L'interrogatrice mi posò una mano nodosa sulla spalla per fermare quel mio farfugliare. A mia discolpa, ero davvero preoccupato e conoscevo bene quel mostro. Ripresi fiato.

"Posso farcela, Belshazzar. Tu dovrai solo uscire da qui come già sai fare. La prossima notte di buio. Ma promettimi che starai attento fino a quel momento."

Uscii da quel palazzo con un fardello pesante sul cuore; ogni passo si faceva più gravoso del precedente, ma una nuova risolutezza mi spingeva avanti. Dovevo stare attento, non destare sospetti con Ur-Ninurta. Essere paziente ed evitare passi falsi. Anche il mio Maestro era nervoso, ma io, a differenza di lui, sapevo riconoscere ogni suo segnale di quella incertezza. Che il suo piano non fosse poi così perfetto? Oppure non riponeva abbastanza fiducia nei complici del complotto. In ogni caso, per noi, la prossima notte di luna nuova sarebbe stata decisiva.

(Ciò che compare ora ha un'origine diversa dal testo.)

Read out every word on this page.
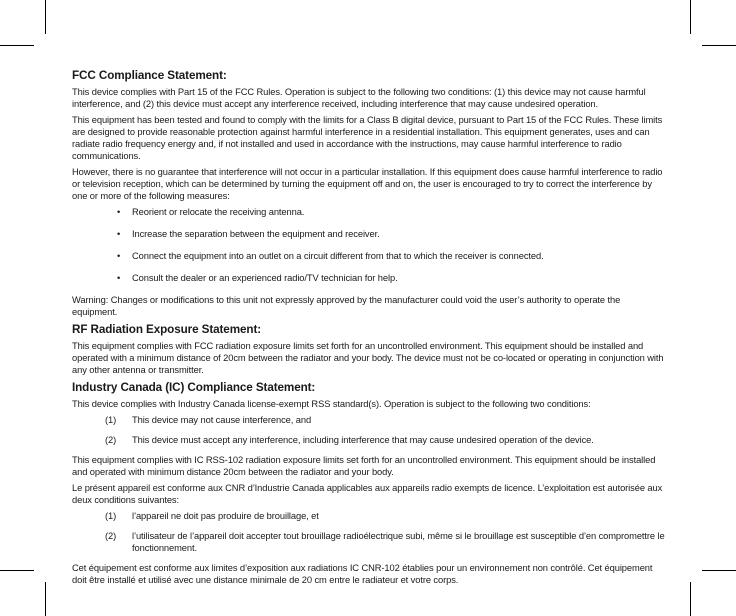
FCC Compliance Statement:

This device complies with Part 15 of the FCC Rules. Operation is subject to the following two conditions: (1) this device may not cause harmful interference, and (2) this device must accept any interference received, including interference that may cause undesired operation.

This equipment has been tested and found to comply with the limits for a Class B digital device, pursuant to Part 15 of the FCC Rules. These limits are designed to provide reasonable protection against harmful interference in a residential installation. This equipment generates, uses and can radiate radio frequency energy and, if not installed and used in accordance with the instructions, may cause harmful interference to radio communications.

However, there is no guarantee that interference will not occur in a particular installation. If this equipment does cause harmful interference to radio or television reception, which can be determined by turning the equipment off and on, the user is encouraged to try to correct the interference by one or more of the following measures:

• Reorient or relocate the receiving antenna.
• Increase the separation between the equipment and receiver.
• Connect the equipment into an outlet on a circuit different from that to which the receiver is connected.
• Consult the dealer or an experienced radio/TV technician for help.

Warning: Changes or modifications to this unit not expressly approved by the manufacturer could void the user’s authority to operate the equipment.

RF Radiation Exposure Statement:

This equipment complies with FCC radiation exposure limits set forth for an uncontrolled environment. This equipment should be installed and operated with a minimum distance of 20cm between the radiator and your body. The device must not be co-located or operating in conjunction with any other antenna or transmitter.

Industry Canada (IC) Compliance Statement:

This device complies with Industry Canada license-exempt RSS standard(s). Operation is subject to the following two conditions:

(1) This device may not cause interference, and
(2) This device must accept any interference, including interference that may cause undesired operation of the device.

This equipment complies with IC RSS-102 radiation exposure limits set forth for an uncontrolled environment. This equipment should be installed and operated with minimum distance 20cm between the radiator and your body.

Le présent appareil est conforme aux CNR d’Industrie Canada applicables aux appareils radio exempts de licence. L’exploitation est autorisée aux deux conditions suivantes:

(1) l’appareil ne doit pas produire de brouillage, et
(2) l’utilisateur de l’appareil doit accepter tout brouillage radioélectrique subi, même si le brouillage est susceptible d’en compromettre le fonctionnement.

Cet équipement est conforme aux limites d’exposition aux radiations IC CNR-102 établies pour un environnement non contrôlé. Cet équipement doit être installé et utilisé avec une distance minimale de 20 cm entre le radiateur et votre corps.
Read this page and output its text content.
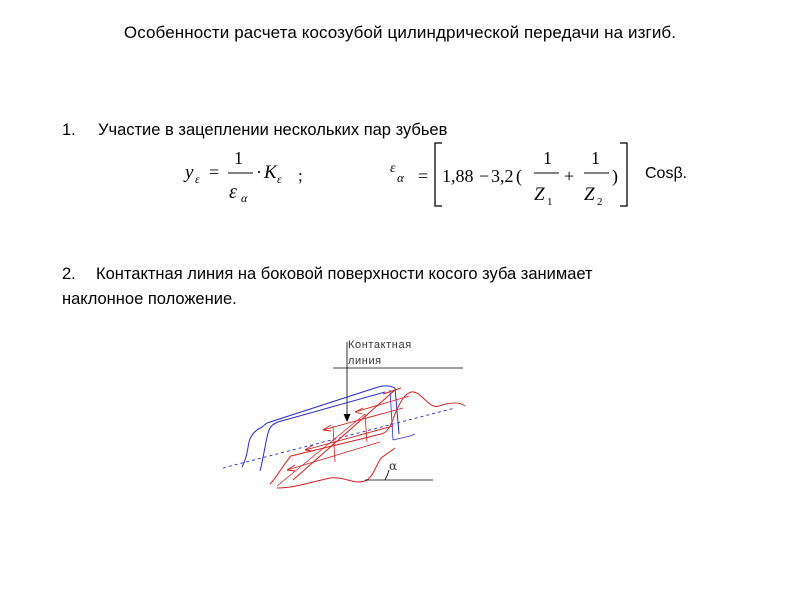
Особенности расчета косозубой цилиндрической передачи на изгиб.
1. Участие в зацеплении нескольких пар зубьев
y ε =
1
ε α
· K ε ;	ε
α = 1,88 − 3,2 (
1
Z 1
+
1
Z 2
) Cosβ.
2. Контактная линия на боковой поверхности косого зуба занимает
наклонное положение.
Контактная
линия
α
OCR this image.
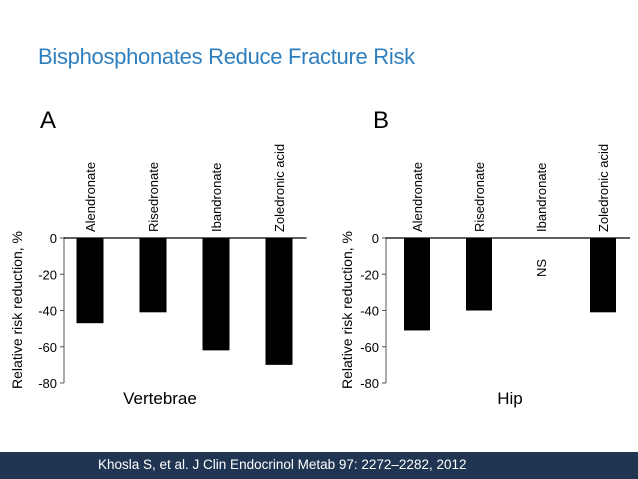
Bisphosphonates Reduce Fracture Risk
A
0
-20
-40
-60
-80
Relative risk reduction, %
Vertebrae
Alendronate	Risedronate	Ibandronate	Zoledronic acid
B
0
-20
-40
-60
-80
Relative risk reduction, %
Hip
Alendronate	Risedronate	Ibandronate	Zoledronic acid
NS
Khosla S, et al. J Clin Endocrinol Metab 97: 2272–2282, 2012
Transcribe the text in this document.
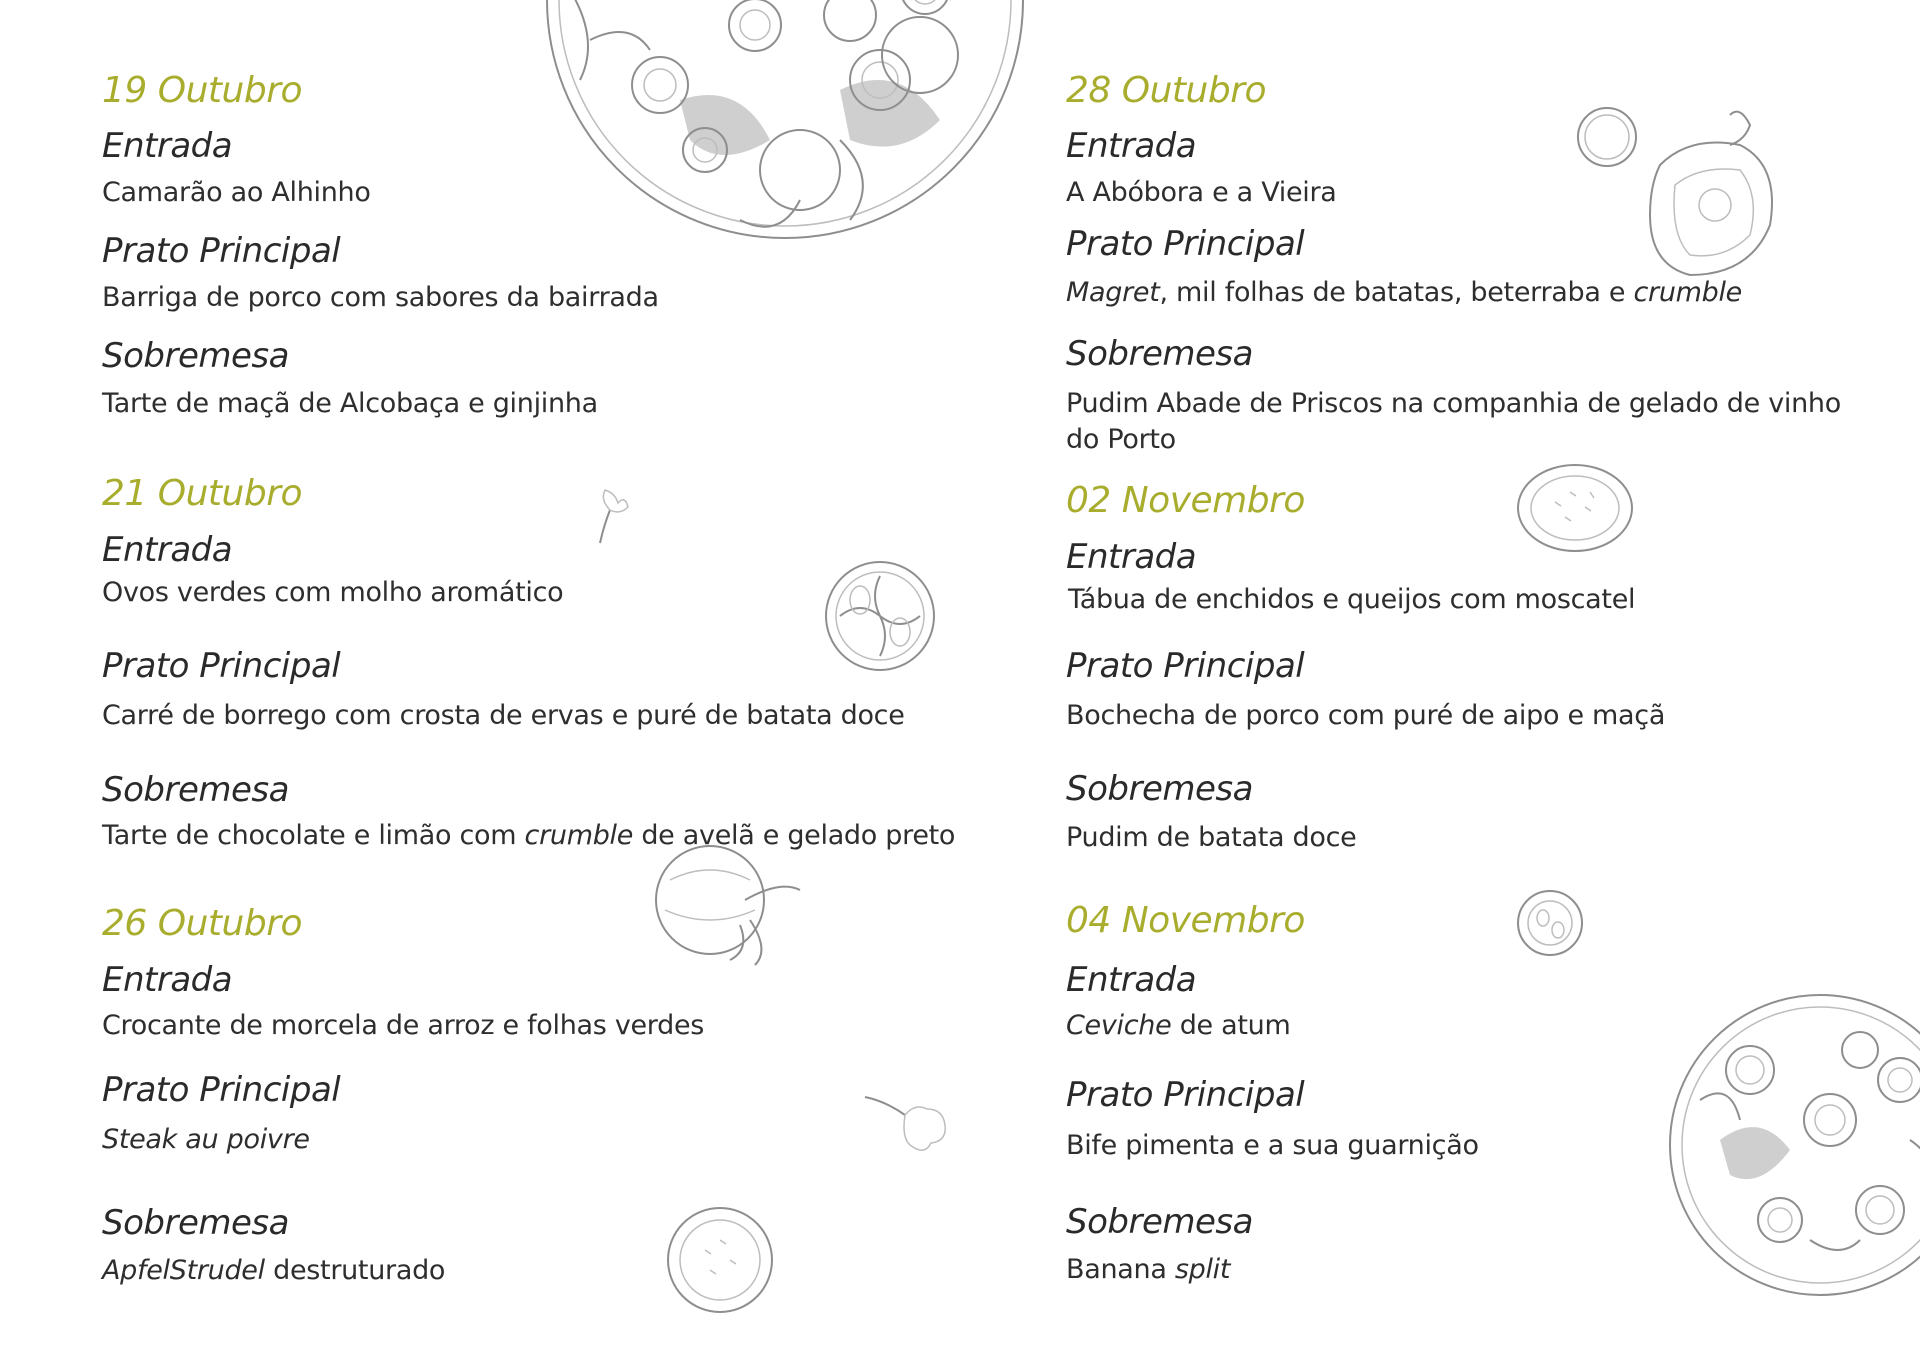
19 Outubro
Entrada
Camarão ao Alhinho
Prato Principal
Barriga de porco com sabores da bairrada
Sobremesa
Tarte de maçã de Alcobaça e ginjinha
21 Outubro
Entrada
Ovos verdes com molho aromático
Prato Principal
Carré de borrego com crosta de ervas e puré de batata doce
Sobremesa
Tarte de chocolate e limão com crumble de avelã e gelado preto
26 Outubro
Entrada
Crocante de morcela de arroz e folhas verdes
Prato Principal
Steak au poivre
Sobremesa
ApfelStrudel destruturado
28 Outubro
Entrada
A Abóbora e a Vieira
Prato Principal
Magret, mil folhas de batatas, beterraba e crumble
Sobremesa
Pudim Abade de Priscos na companhia de gelado de vinho do Porto
02 Novembro
Entrada
Tábua de enchidos e queijos com moscatel
Prato Principal
Bochecha de porco com puré de aipo e maçã
Sobremesa
Pudim de batata doce
04 Novembro
Entrada
Ceviche de atum
Prato Principal
Bife pimenta e a sua guarnição
Sobremesa
Banana split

Mentre camminavo tra i vicoli, il peso di ciò che stavo per fare mi opprimeva: quale folle mortale può osare arrogarsi il diritto di stringere a sé un prescelto dalla dea, di trattenerlo al di là del volere divino? Eppure, ogni altra alternativa mi sembrava un incubo.

La notte scese su Babilonia, un manto di silenzio e oscurità che avevo imparato a temere, ma anche a sfruttare. Mi nascosi nelle ombre, muovendomi con cautela. Raggiunsi il mio umile giaciglio, nascosto in un angolo cieco tra un vecchio ponte e una casa dimenticata dal tempo. Speravo che il destino, almeno questa volta, sarebbe stato dalla nostra parte.